Für den Fall, dass die Unternehmen diese Maßnahmen nicht einhalten, fordern die EU-Abgeordneten die Verhängung von Strafgeldern. Diese Strafen würden in einen speziellen „Ozeanfonds“ fließen, der die Entwicklung neuer, emissionsarmer Schiffstechnologien unterstützen würde.

Kritik

Die Grünen im Europaparlament hatten gefordert, das Emissionsreduktionsziel auf 100 Prozent bis 2050 anzuheben und beantragten die Abschaffung verschiedener Ausnahmeregelungen. Ihre Änderungsantrage wurden jedoch im Plenum abgelehnt. Das Dossier wurde ohne jegliche Änderungen verabschiedet.

Laut der Schattenberichterstatterin der Grünen, Jutta Paulus, bedeutet die Ablehnung der Änderungsanträge, dass die Position des Parlaments „nicht mit den EU-Klimazielen vereinbar“ sei.

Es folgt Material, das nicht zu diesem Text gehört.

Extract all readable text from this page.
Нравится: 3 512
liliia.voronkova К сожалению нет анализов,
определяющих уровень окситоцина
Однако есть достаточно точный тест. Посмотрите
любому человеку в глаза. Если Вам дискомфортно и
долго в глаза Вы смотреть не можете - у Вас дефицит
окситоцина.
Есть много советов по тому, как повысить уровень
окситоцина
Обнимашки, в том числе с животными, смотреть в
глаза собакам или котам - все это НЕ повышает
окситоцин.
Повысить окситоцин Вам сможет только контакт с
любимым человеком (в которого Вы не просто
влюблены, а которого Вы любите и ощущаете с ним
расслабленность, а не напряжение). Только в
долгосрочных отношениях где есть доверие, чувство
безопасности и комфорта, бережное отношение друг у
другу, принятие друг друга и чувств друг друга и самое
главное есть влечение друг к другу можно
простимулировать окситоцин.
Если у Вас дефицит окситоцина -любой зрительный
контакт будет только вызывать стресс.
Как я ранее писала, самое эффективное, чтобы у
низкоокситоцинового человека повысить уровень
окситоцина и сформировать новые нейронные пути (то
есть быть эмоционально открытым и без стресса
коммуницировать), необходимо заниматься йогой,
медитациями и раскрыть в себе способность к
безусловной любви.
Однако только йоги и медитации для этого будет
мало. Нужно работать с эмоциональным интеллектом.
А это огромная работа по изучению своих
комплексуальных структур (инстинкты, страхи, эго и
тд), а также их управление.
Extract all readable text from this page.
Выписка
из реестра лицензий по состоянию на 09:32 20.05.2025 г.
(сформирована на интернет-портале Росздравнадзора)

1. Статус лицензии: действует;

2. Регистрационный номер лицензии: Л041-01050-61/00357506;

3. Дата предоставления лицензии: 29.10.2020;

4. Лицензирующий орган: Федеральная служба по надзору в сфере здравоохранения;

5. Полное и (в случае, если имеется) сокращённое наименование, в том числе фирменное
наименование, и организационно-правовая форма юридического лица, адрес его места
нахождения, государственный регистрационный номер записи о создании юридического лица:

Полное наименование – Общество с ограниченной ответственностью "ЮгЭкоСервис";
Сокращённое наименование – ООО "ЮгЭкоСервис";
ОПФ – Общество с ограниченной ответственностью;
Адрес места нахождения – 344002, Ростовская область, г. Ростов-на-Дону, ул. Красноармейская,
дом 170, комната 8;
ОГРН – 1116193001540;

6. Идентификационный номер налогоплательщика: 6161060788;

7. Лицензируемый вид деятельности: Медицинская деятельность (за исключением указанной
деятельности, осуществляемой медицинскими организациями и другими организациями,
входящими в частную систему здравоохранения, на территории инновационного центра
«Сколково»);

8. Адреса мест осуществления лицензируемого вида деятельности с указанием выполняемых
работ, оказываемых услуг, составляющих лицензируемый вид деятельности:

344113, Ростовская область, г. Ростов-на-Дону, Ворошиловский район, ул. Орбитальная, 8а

„Eine Mehrheit aus Konservativen, Liberalen und Sozialdemokraten im Europäischen Parlament will die Schifffahrtsindustrie von ihren Verpflichtungen im Klima- und Umweltschutz entbinden, obwohl die Europäische Union auf internationaler Ebene offiziell für strengere Auflagen eintritt“, sagte sie.

Von Seiten der Industrie war der Empfang eher positiv, mit einigen Vorbehalten.

Jim Corbett, der europäische Umweltdirektor des World Shipping Council, sagte, die Gesetzgebung werde ein wirksames Instrument zur Dekarbonisierung sein. Er äußerte jedoch die Sorge, dass das E-Fuel-Mandat des Parlaments zu „unnötiger Komplexität“ und „schrittweisen Anpassungen“ führen könnte, statt zu langfristigen Investitionen in CO2-arme Wege.

„Erstens sind Unter-Quoten nicht notwendig. Die leistungsbezogenen Grenzwerte für die Treibhausgasintensität werden Schiffseigner und Reeder dazu bringen, gemeinsam die besten Wege für die Dekarbonisierung der Schifffahrt zu finden“, sagte er gegenüber EURACTIV.

„Zweitens könnten sie von dem Ziel ablenken, die Treibhausgasintensität zu reduzieren, so dass das Erreichen von Unterquoten in den Mittelpunkt rückt“, fügte er hinzu.

Das Europäische Parlament, vertreten durch den EU-Abgeordneten Warborn, wird nun die endgültige Gesetzgebung mit den EU-Mitgliedstaaten verhandeln. Es wird erwartet, dass die Diskussionen noch vor Ende Oktober beginnen werden.